Input : $L\le Sym(\tau) \times Sym(\Delta)$; $z \in Sym(\tau \times \Delta);$ $\pi \subseteq \tau \times \Delta$.
Output : $(Lz)_{\pi} = \{x \in Lz \mid \pi ^x = \pi\}.$
Output is either $\phi$ or a right coset( of the group $L_{\pi}$).

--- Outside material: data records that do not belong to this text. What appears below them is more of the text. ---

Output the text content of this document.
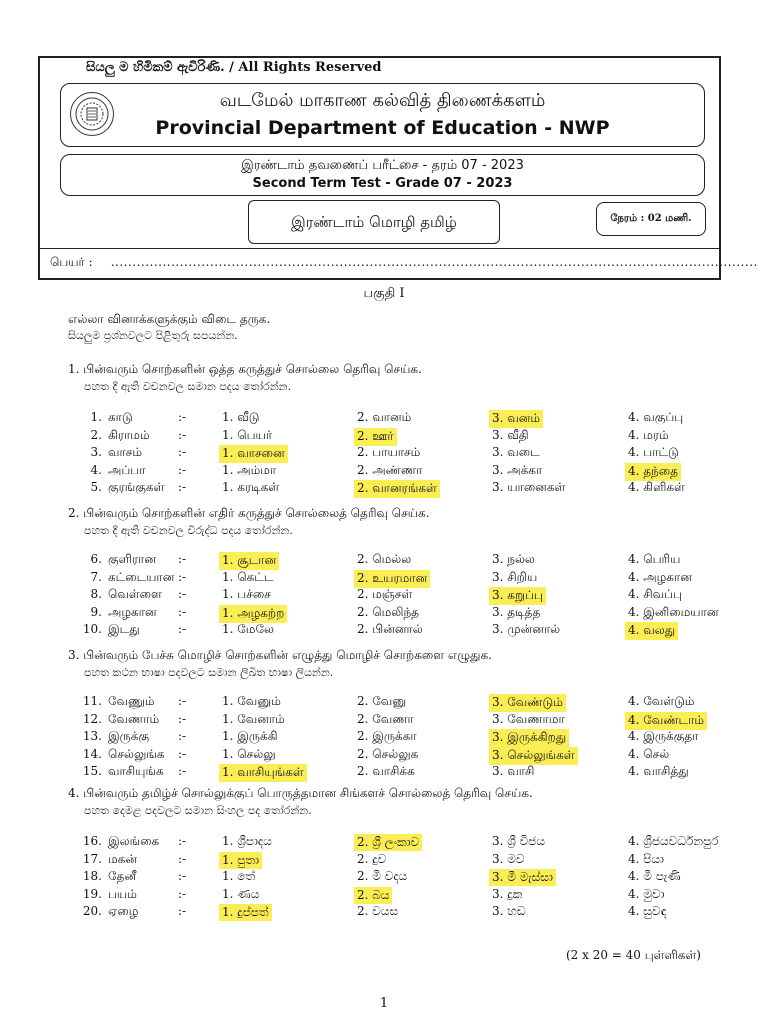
සියලු ම හිමිකම් ඇවිරිණි. / All Rights Reserved
வடமேல் மாகாண கல்வித் திணைக்களம்
Provincial Department of Education - NWP
இரண்டாம் தவணைப் பரீட்சை - தரம் 07 - 2023
Second Term Test - Grade 07 - 2023
இரண்டாம் மொழி தமிழ்	நேரம் : 02 மணி.
பெயர் : ......................................................................................................................................................
பகுதி I
எல்லா வினாக்களுக்கும் விடை தருக.
සියලුම ප්‍රශ්නවලට පිළිතුරු සපයන්න.
1. பின்வரும் சொற்களின் ஒத்த கருத்துச் சொல்லை தெரிவு செய்க.
පහත දී ඇති වචනවල සමාන පදය තෝරන්න.
1. காடு	:-	1. வீடு	2. வானம்	3. வனம்	4. வகுப்பு
2. கிராமம் :-	1. பெயர்	2. ஊர்	3. வீதி	4. மரம்
3. வாசம்	:-	1. வாசனை	2. பாயாசம்	3. வடை	4. பாட்டு
4. அப்பா	:-	1. அம்மா	2. அண்ணா	3. அக்கா	4. தந்தை
5. குரங்குகள் :-	1. கரடிகள்	2. வானரங்கள்	3. யானைகள்	4. கிளிகள்
2. பின்வரும் சொற்களின் எதிர் கருத்துச் சொல்லைத் தெரிவு செய்க.
පහත දී ඇති වචනවල විරුද්ධ පදය තෝරන්න.
6. குளிரான :-	1. சூடான	2. மெல்ல	3. நல்ல	4. பெரிய
7. கட்டையான :-	1. கெட்ட	2. உயரமான	3. சிறிய	4. அழகான
8. வெள்ளை :-	1. பச்சை	2. மஞ்சள்	3. கறுப்பு	4. சிவப்பு
9. அழகான :-	1. அழகற்ற	2. மெலிந்த	3. தடித்த	4. இனிமையான
10. இடது	:-	1. மேலே	2. பின்னால்	3. முன்னால்	4. வலது
3. பின்வரும் பேச்சு மொழிச் சொற்களின் எழுத்து மொழிச் சொற்களை எழுதுக.
පහත කථන භාෂා පදවලට සමාන ලිඛිත භාෂා ලියන්න.
11. வேணும் :-	1. வேனும்	2. வேனு	3. வேண்டும்	4. வேள்டும்
12. வேணாம் :-	1. வேனாம்	2. வேணா	3. வேணாமா	4. வேண்டாம்
13. இருக்கு :-	1. இருக்கி	2. இருக்கா	3. இருக்கிறது	4. இருக்குதா
14. செல்லுங்க :-	1. செல்லு	2. செல்லுக	3. செல்லுங்கள்	4. செல்
15. வாசியுங்க :-	1. வாசியுங்கள்	2. வாசிக்க	3. வாசி	4. வாசித்து
4. பின்வரும் தமிழ்ச் சொல்லுக்குப் பொருத்தமான சிங்களச் சொல்லைத் தெரிவு செய்க.
පහත දෙමළ පදවලට සමාන සිංහල පද තෝරන්න.
16. இலங்கை :-	1. ශ්‍රීපාදය	2. ශ්‍රී ලංකාව	3. ශ්‍රී විජය	4. ශ්‍රීජයවර්ධනපුර
17. மகன்	:-	1. පුතා	2. දුව	3. මව	4. පියා
18. தேனீ	:-	1. තේ	2. මී වදය	3. මී මැස්සා	4. මී පැණි
19. பயம்	:-	1. ණය	2. බය	3. දුක	4. මුවා
20. ஏழை	:-	1. දුප්පත්	2. වයස	3. හඩ	4. සුවඳ
(2 x 20 = 40 புள்ளிகள்)
1
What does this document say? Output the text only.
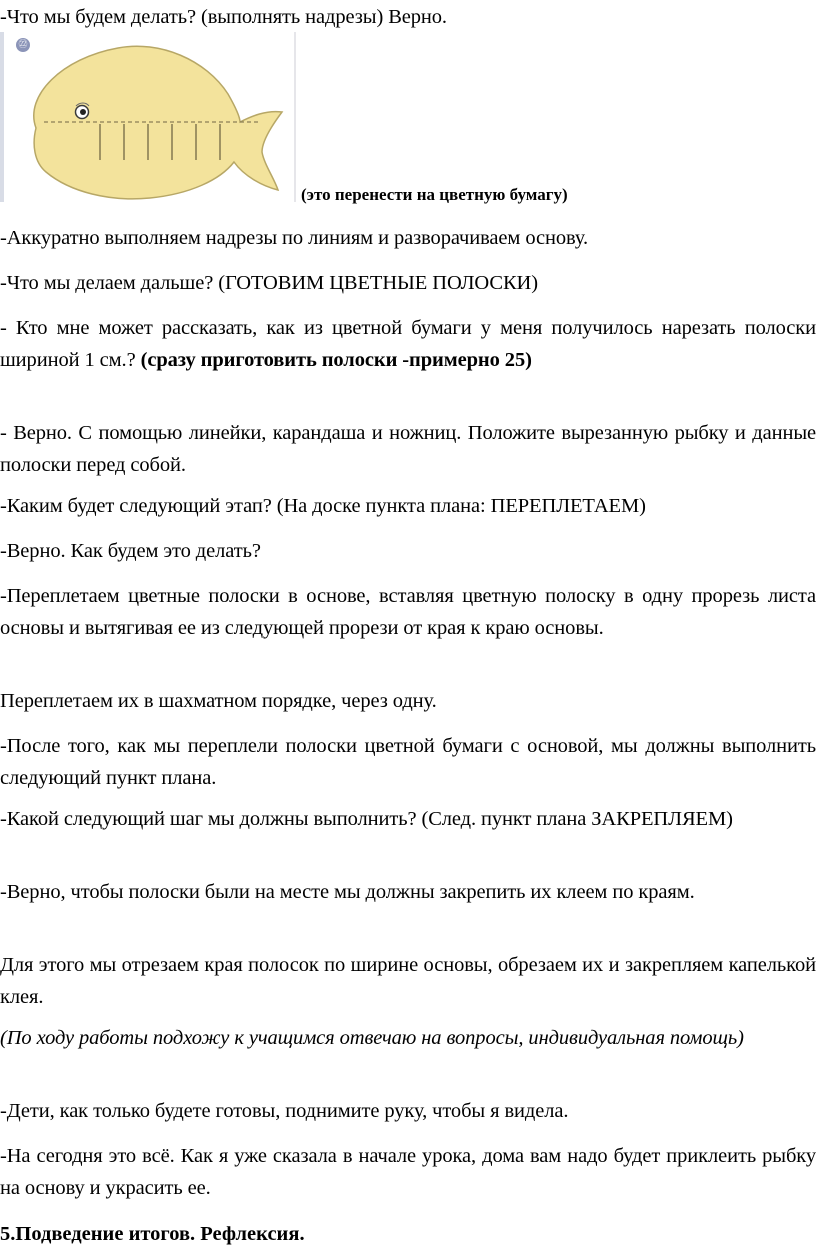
-Что мы будем делать? (выполнять надрезы) Верно.

㉒

(это перенести на цветную бумагу)

-Аккуратно выполняем надрезы по линиям и разворачиваем основу.

-Что мы делаем дальше? (ГОТОВИМ ЦВЕТНЫЕ ПОЛОСКИ)

- Кто мне может рассказать, как из цветной бумаги у меня получилось нарезать полоски шириной 1 см.? (сразу приготовить полоски -примерно 25)

- Верно. С помощью линейки, карандаша и ножниц. Положите вырезанную рыбку и данные полоски перед собой.

-Каким будет следующий этап? (На доске пункта плана: ПЕРЕПЛЕТАЕМ)

-Верно. Как будем это делать?

-Переплетаем цветные полоски в основе, вставляя цветную полоску в одну прорезь листа основы и вытягивая ее из следующей прорези от края к краю основы.

Переплетаем их в шахматном порядке, через одну.

-После того, как мы переплели полоски цветной бумаги с основой, мы должны выполнить следующий пункт плана.

-Какой следующий шаг мы должны выполнить? (След. пункт плана ЗАКРЕПЛЯЕМ)

-Верно, чтобы полоски были на месте мы должны закрепить их клеем по краям.

Для этого мы отрезаем края полосок по ширине основы, обрезаем их и закрепляем капелькой клея.

(По ходу работы подхожу к учащимся отвечаю на вопросы, индивидуальная помощь)

-Дети, как только будете готовы, поднимите руку, чтобы я видела.

-На сегодня это всё. Как я уже сказала в начале урока, дома вам надо будет приклеить рыбку на основу и украсить ее.

5.Подведение итогов. Рефлексия.
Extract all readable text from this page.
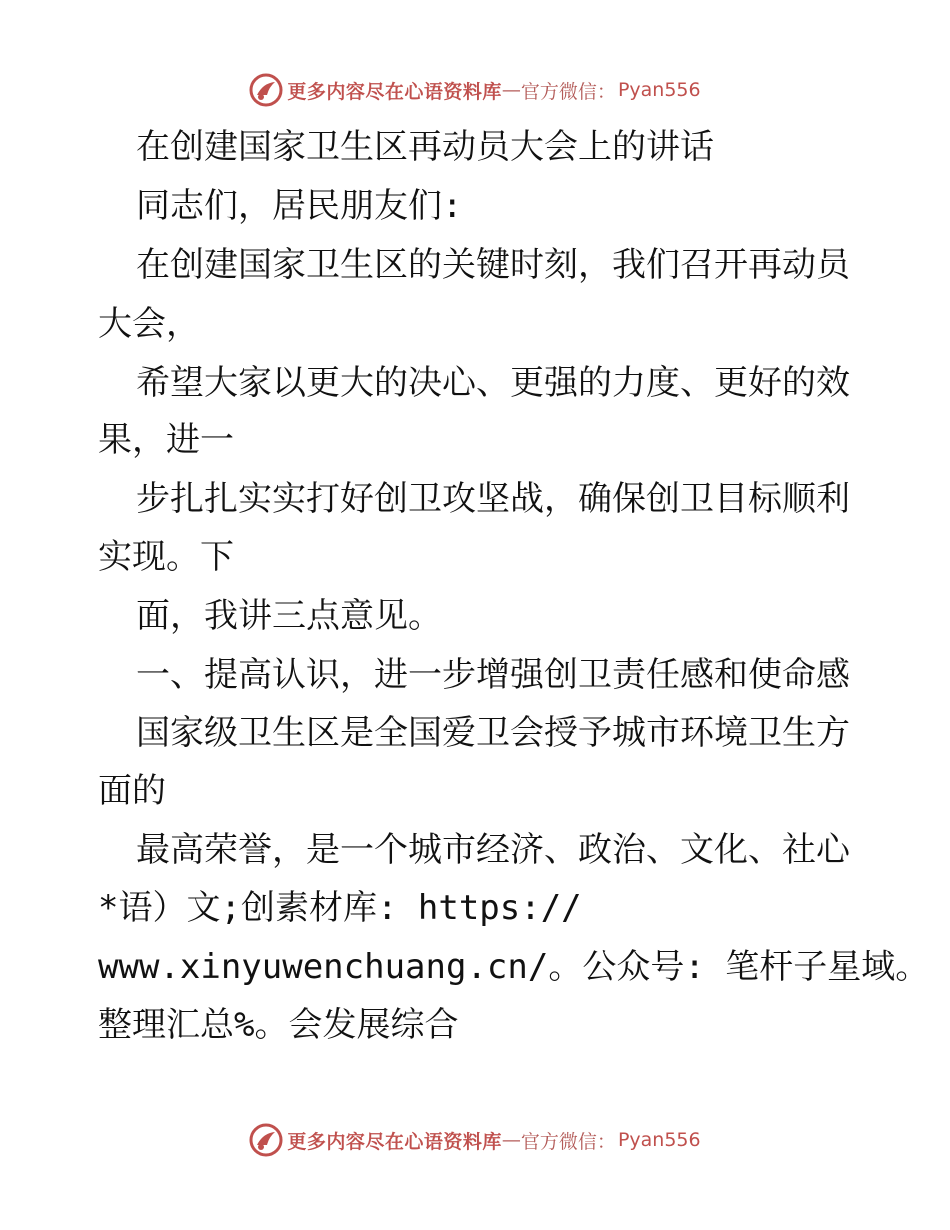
更多内容尽在心语资料库 — 官方微信： Pyan556
在创建国家卫生区再动员大会上的讲话
同志们，居民朋友们:
在创建国家卫生区的关键时刻，我们召开再动员
大会，
希望大家以更大的决心、更强的力度、更好的效
果，进一
步扎扎实实打好创卫攻坚战，确保创卫目标顺利
实现。下
面，我讲三点意见。
一、提高认识，进一步增强创卫责任感和使命感
国家级卫生区是全国爱卫会授予城市环境卫生方
面的
最高荣誉，是一个城市经济、政治、文化、社心
*语）文;创素材库: https://
www.xinyuwenchuang.cn/。公众号: 笔杆子星域。
整理汇总%。会发展综合
更多内容尽在心语资料库 — 官方微信： Pyan556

I am not able to understand $(Lz)_{\pi}$ completely. $L$ makes sense to me it is a subgroup as given above. $\pi$ is also not a problem but $Lz$ I am not able to understand. As given in the problem statement $z \in Sym(\tau \times \Delta)$, but it should be that $z \in Sym(\tau )\times Sym( \Delta)$.
My questions : 1) Is $Sym(\tau )\times Sym( \Delta) \le Sym(\tau \times \Delta)$ up to isomorphism ?
2) How $(Lz)_{\pi}$ is a coset ?
The answer to Question 1 is yes. The action is given by $(a,b)^{(g,h)} = (a^g,b^h)$ for $(a,b) \in \tau \times \Sigma$ and $(g,h) \in {\rm Sym}(\tau) \times {\rm Sym}(\Sigma)$. Or, in other words, the element $(g,h) \in {\rm Sym}(\tau) \times {\rm Sym}(\Sigma)$ is mapped to the element $\phi(g,h) \in {\rm Sym}(\tau \times \Sigma)$ that maps $(a,b) \in \tau \times \Sigma$ to $(a^g,b^h)$.
For Question 2, suppose that $(Lz)_\pi$ is nonempty and hence $lz \in (Lz)_\pi$ for some $l \in L$. Then, for $l' \in L$, we have $$l'z \in (Lz)_\pi \Leftrightarrow \pi^{lz} = \pi^{l'z} \Leftrightarrow l'l^{-1} \in L_\pi,$$ so $(Lz)_\pi$ is the right coset $L_\pi lz$ of $L_\pi$.